Google’s fourth-quarter earnings rose 17 percent, even though a long-running slump in its online-ad prices deepened.
The performance announced Thursday indicates that Google is still struggling to close the gap between the rates for ads shown on mobile devices and those on personal computers.
Advertisers haven’t been willing to pay as much to reach prospective customers on the smaller screens of smartphones and tablets, but Google Inc. has been tweaking its digital marketing system so mobile and PC ad campaigns are bundled together. In doing so, Google Inc. is hoping advertisers eventually will recognize the advantages of reaching people on the go and gradually begin to pay higher prices for mobile marketing pitches.

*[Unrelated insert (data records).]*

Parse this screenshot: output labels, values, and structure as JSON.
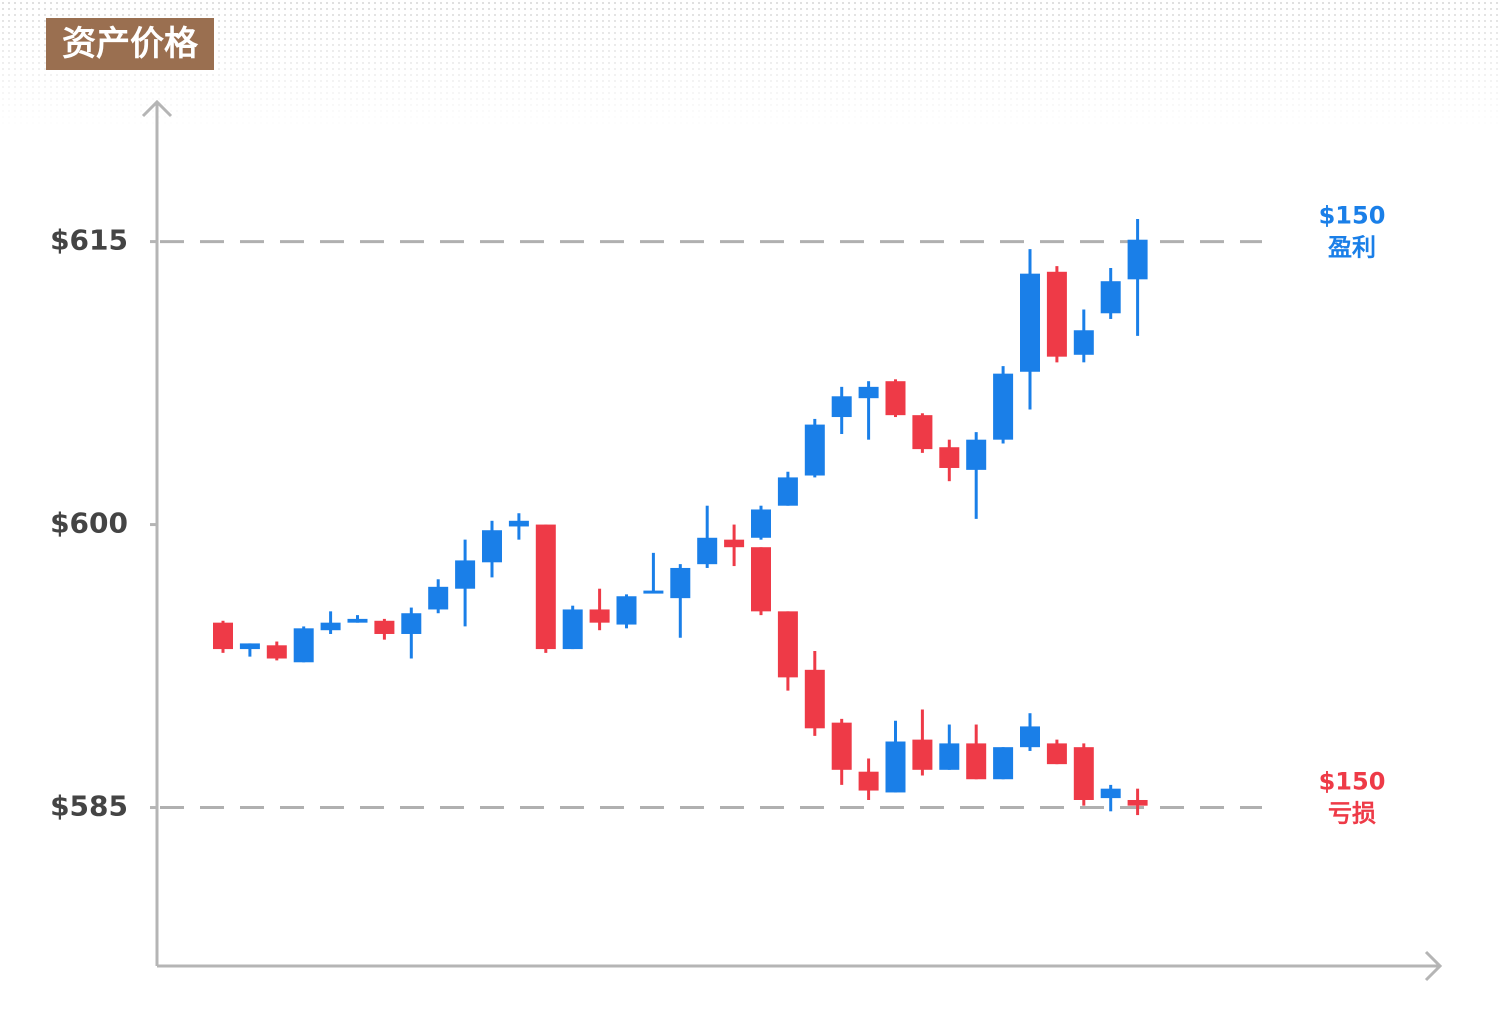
{
  "chart_data": {
    "type": "candlestick",
    "title": "资产价格",
    "ylim": [
      576.6,
      622.4
    ],
    "yticks": [
      {
        "value": 615,
        "label": "$615"
      },
      {
        "value": 600,
        "label": "$600"
      },
      {
        "value": 585,
        "label": "$585"
      }
    ],
    "up_color": "#1a7fe8",
    "down_color": "#ee3a47",
    "series": [
      {
        "open": [
          594.8,
          593.4,
          593.6,
          592.7,
          594.4,
          594.8,
          594.9,
          594.2,
          595.5,
          596.6,
          598.0,
          599.9,
          600.0,
          593.4,
          595.5,
          594.7,
          596.4,
          596.1,
          597.9,
          599.2,
          599.3,
          601.0,
          602.6,
          605.7,
          606.7,
          607.6,
          605.8,
          604.1,
          602.9,
          604.5,
          608.1,
          613.4,
          609.0,
          611.2,
          613.0
        ],
        "high": [
          594.9,
          593.7,
          593.8,
          594.6,
          595.4,
          595.2,
          595.0,
          595.6,
          597.1,
          599.2,
          600.2,
          600.6,
          600.0,
          595.7,
          596.6,
          596.3,
          598.5,
          597.9,
          601.0,
          600.0,
          601.0,
          602.8,
          605.6,
          607.3,
          607.6,
          607.7,
          605.9,
          604.5,
          604.9,
          608.4,
          614.6,
          613.7,
          611.4,
          613.6,
          616.2
        ],
        "low": [
          593.2,
          593.0,
          592.8,
          592.7,
          594.2,
          594.8,
          593.9,
          592.9,
          595.3,
          594.6,
          597.2,
          599.2,
          593.2,
          593.4,
          594.4,
          594.5,
          596.4,
          594.0,
          597.7,
          597.8,
          599.2,
          601.0,
          602.5,
          604.8,
          604.5,
          605.7,
          603.8,
          602.3,
          600.3,
          604.3,
          606.1,
          608.6,
          608.6,
          610.9,
          610.0
        ],
        "close": [
          593.4,
          593.7,
          592.9,
          594.5,
          594.8,
          595.0,
          594.2,
          595.3,
          596.7,
          598.1,
          599.7,
          600.2,
          593.4,
          595.5,
          594.8,
          596.2,
          596.5,
          597.7,
          599.3,
          598.8,
          600.8,
          602.5,
          605.3,
          606.8,
          607.3,
          605.8,
          604.0,
          603.0,
          604.5,
          608.0,
          613.3,
          608.9,
          610.3,
          612.9,
          615.1
        ]
      },
      {
        "open": [
          null,
          null,
          null,
          null,
          null,
          null,
          null,
          null,
          null,
          null,
          null,
          null,
          null,
          null,
          null,
          null,
          null,
          null,
          null,
          null,
          598.8,
          595.4,
          592.3,
          589.5,
          586.9,
          585.8,
          588.6,
          587.0,
          588.4,
          586.5,
          588.2,
          588.4,
          588.2,
          585.5,
          585.4
        ],
        "high": [
          null,
          null,
          null,
          null,
          null,
          null,
          null,
          null,
          null,
          null,
          null,
          null,
          null,
          null,
          null,
          null,
          null,
          null,
          null,
          null,
          598.8,
          595.4,
          593.3,
          589.7,
          587.6,
          589.6,
          590.2,
          589.4,
          589.4,
          588.2,
          590.0,
          588.6,
          588.4,
          586.2,
          586.0
        ],
        "low": [
          null,
          null,
          null,
          null,
          null,
          null,
          null,
          null,
          null,
          null,
          null,
          null,
          null,
          null,
          null,
          null,
          null,
          null,
          null,
          null,
          595.2,
          591.2,
          588.8,
          586.2,
          585.4,
          585.8,
          586.7,
          587.0,
          586.5,
          586.5,
          588.0,
          587.3,
          585.1,
          584.8,
          584.6
        ],
        "close": [
          null,
          null,
          null,
          null,
          null,
          null,
          null,
          null,
          null,
          null,
          null,
          null,
          null,
          null,
          null,
          null,
          null,
          null,
          null,
          null,
          595.4,
          591.9,
          589.2,
          587.0,
          585.9,
          588.5,
          587.0,
          588.4,
          586.5,
          588.2,
          589.3,
          587.3,
          585.4,
          586.0,
          585.1
        ]
      }
    ],
    "annotations": [
      {
        "y": 615,
        "label": "$150",
        "note": "盈利",
        "color": "#1a7fe8"
      },
      {
        "y": 585,
        "label": "$150",
        "note": "亏损",
        "color": "#ee3a47"
      }
    ]
  }
}
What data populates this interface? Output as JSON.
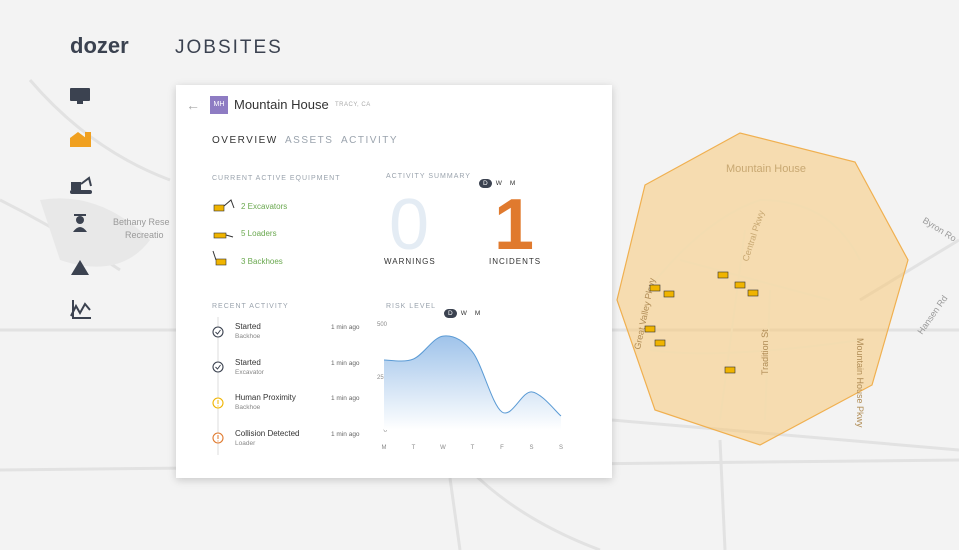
{
  "header": {
    "logo": "dozer",
    "title": "JOBSITES"
  },
  "map": {
    "labels": [
      "Bethany Rese",
      "Recreatio",
      "Mountain House",
      "Central Pkwy",
      "Great Valley Pkwy",
      "Tradition St",
      "Mountain House Pkwy",
      "Byron Ro",
      "Hansen Rd"
    ]
  },
  "card": {
    "badge": "MH",
    "name": "Mountain House",
    "location": "TRACY, CA",
    "tabs": [
      "OVERVIEW",
      "ASSETS",
      "ACTIVITY"
    ],
    "equipment": {
      "label": "CURRENT ACTIVE EQUIPMENT",
      "items": [
        "2 Excavators",
        "5 Loaders",
        "3 Backhoes"
      ]
    },
    "activity_summary": {
      "label": "ACTIVITY SUMMARY",
      "toggle": [
        "D",
        "W",
        "M"
      ],
      "warnings": {
        "count": 0,
        "label": "WARNINGS"
      },
      "incidents": {
        "count": 1,
        "label": "INCIDENTS"
      }
    },
    "recent_activity": {
      "label": "RECENT ACTIVITY",
      "items": [
        {
          "title": "Started",
          "subtitle": "Backhoe",
          "time": "1 min ago"
        },
        {
          "title": "Started",
          "subtitle": "Excavator",
          "time": "1 min ago"
        },
        {
          "title": "Human Proximity",
          "subtitle": "Backhoe",
          "time": "1 min ago"
        },
        {
          "title": "Collision Detected",
          "subtitle": "Loader",
          "time": "1 min ago"
        }
      ]
    },
    "risk_level": {
      "label": "RISK LEVEL",
      "toggle": [
        "D",
        "W",
        "M"
      ],
      "chart": {
        "type": "area",
        "categories": [
          "M",
          "T",
          "W",
          "T",
          "F",
          "S",
          "S"
        ],
        "values": [
          330,
          335,
          443,
          368,
          85,
          180,
          66
        ],
        "ylim": [
          0,
          500
        ],
        "yticks": [
          0,
          250,
          500
        ],
        "color": "#5b9bd5"
      }
    }
  }
}
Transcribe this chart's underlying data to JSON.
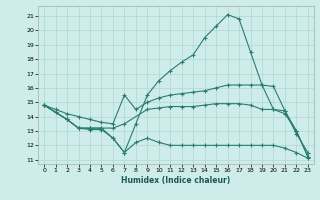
{
  "xlabel": "Humidex (Indice chaleur)",
  "bg_color": "#ceecea",
  "grid_color": "#b0d8d4",
  "line_color": "#2a7d6e",
  "xlim": [
    -0.5,
    23.5
  ],
  "ylim": [
    10.7,
    21.7
  ],
  "yticks": [
    11,
    12,
    13,
    14,
    15,
    16,
    17,
    18,
    19,
    20,
    21
  ],
  "xticks": [
    0,
    1,
    2,
    3,
    4,
    5,
    6,
    7,
    8,
    9,
    10,
    11,
    12,
    13,
    14,
    15,
    16,
    17,
    18,
    19,
    20,
    21,
    22,
    23
  ],
  "line1_x": [
    0,
    1,
    2,
    3,
    4,
    5,
    6,
    7,
    8,
    9,
    10,
    11,
    12,
    13,
    14,
    15,
    16,
    17,
    18,
    19,
    20,
    21,
    22,
    23
  ],
  "line1_y": [
    14.8,
    14.3,
    13.8,
    13.2,
    13.2,
    13.2,
    12.5,
    11.5,
    13.5,
    15.5,
    16.5,
    17.2,
    17.8,
    18.3,
    19.5,
    20.3,
    21.1,
    20.8,
    18.5,
    16.2,
    16.1,
    14.4,
    12.8,
    11.5
  ],
  "line2_x": [
    0,
    1,
    2,
    3,
    4,
    5,
    6,
    7,
    8,
    9,
    10,
    11,
    12,
    13,
    14,
    15,
    16,
    17,
    18,
    19,
    20,
    21,
    22,
    23
  ],
  "line2_y": [
    14.8,
    14.5,
    14.2,
    14.0,
    13.8,
    13.6,
    13.5,
    15.5,
    14.5,
    15.0,
    15.3,
    15.5,
    15.6,
    15.7,
    15.8,
    16.0,
    16.2,
    16.2,
    16.2,
    16.2,
    14.5,
    14.2,
    13.0,
    11.2
  ],
  "line3_x": [
    0,
    2,
    3,
    4,
    5,
    6,
    7,
    9,
    10,
    11,
    12,
    13,
    14,
    15,
    16,
    17,
    18,
    19,
    20,
    21,
    22,
    23
  ],
  "line3_y": [
    14.8,
    13.8,
    13.2,
    13.2,
    13.2,
    13.2,
    13.5,
    14.5,
    14.6,
    14.7,
    14.7,
    14.7,
    14.8,
    14.9,
    14.9,
    14.9,
    14.8,
    14.5,
    14.5,
    14.4,
    13.0,
    11.2
  ],
  "line4_x": [
    0,
    1,
    2,
    3,
    4,
    5,
    6,
    7,
    8,
    9,
    10,
    11,
    12,
    13,
    14,
    15,
    16,
    17,
    18,
    19,
    20,
    21,
    22,
    23
  ],
  "line4_y": [
    14.8,
    14.3,
    13.8,
    13.2,
    13.1,
    13.1,
    12.5,
    11.5,
    12.2,
    12.5,
    12.2,
    12.0,
    12.0,
    12.0,
    12.0,
    12.0,
    12.0,
    12.0,
    12.0,
    12.0,
    12.0,
    11.8,
    11.5,
    11.1
  ]
}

But Google’s average ad price during the fourth quarter fell 11 percent from the previous year. That was the steepest quarterly drop in 2013. It marked the ninth consecutive quarter that Google’s average ad rate, also known as “cost per click,” fell from the previous year.
Much of that erosion has been offset by more ads flowing into the system and Google’s algorithms doing an even better job of showing the promotions to web surfers most likely to be interested in them. The total number of paid ad clicks increased by 31 percent from the previous year.
“The demand was very strong, but the pricing is still not there on the mobile side,” Edward Jones analyst Josh Olson said.
Google earned $3.4 billion, or $9.90 per share, in the October-December period. That compares with $2.9 billion, or $8.62 per share, in the prior year.
Excluding costs to cover employees’ stock compensation, Google said it earned $12.01 per share. That was slightly below the average estimate of $12.22 per share among analysts polled by FactSet.
Revenue rose 17 percent to $16.9 billion.
After subtracting Google’s ad commissions, revenue stood at $13.5 billion, in line with analyst projections.
Google’s stock rose $46.71, to $1,182.10, in extended trading.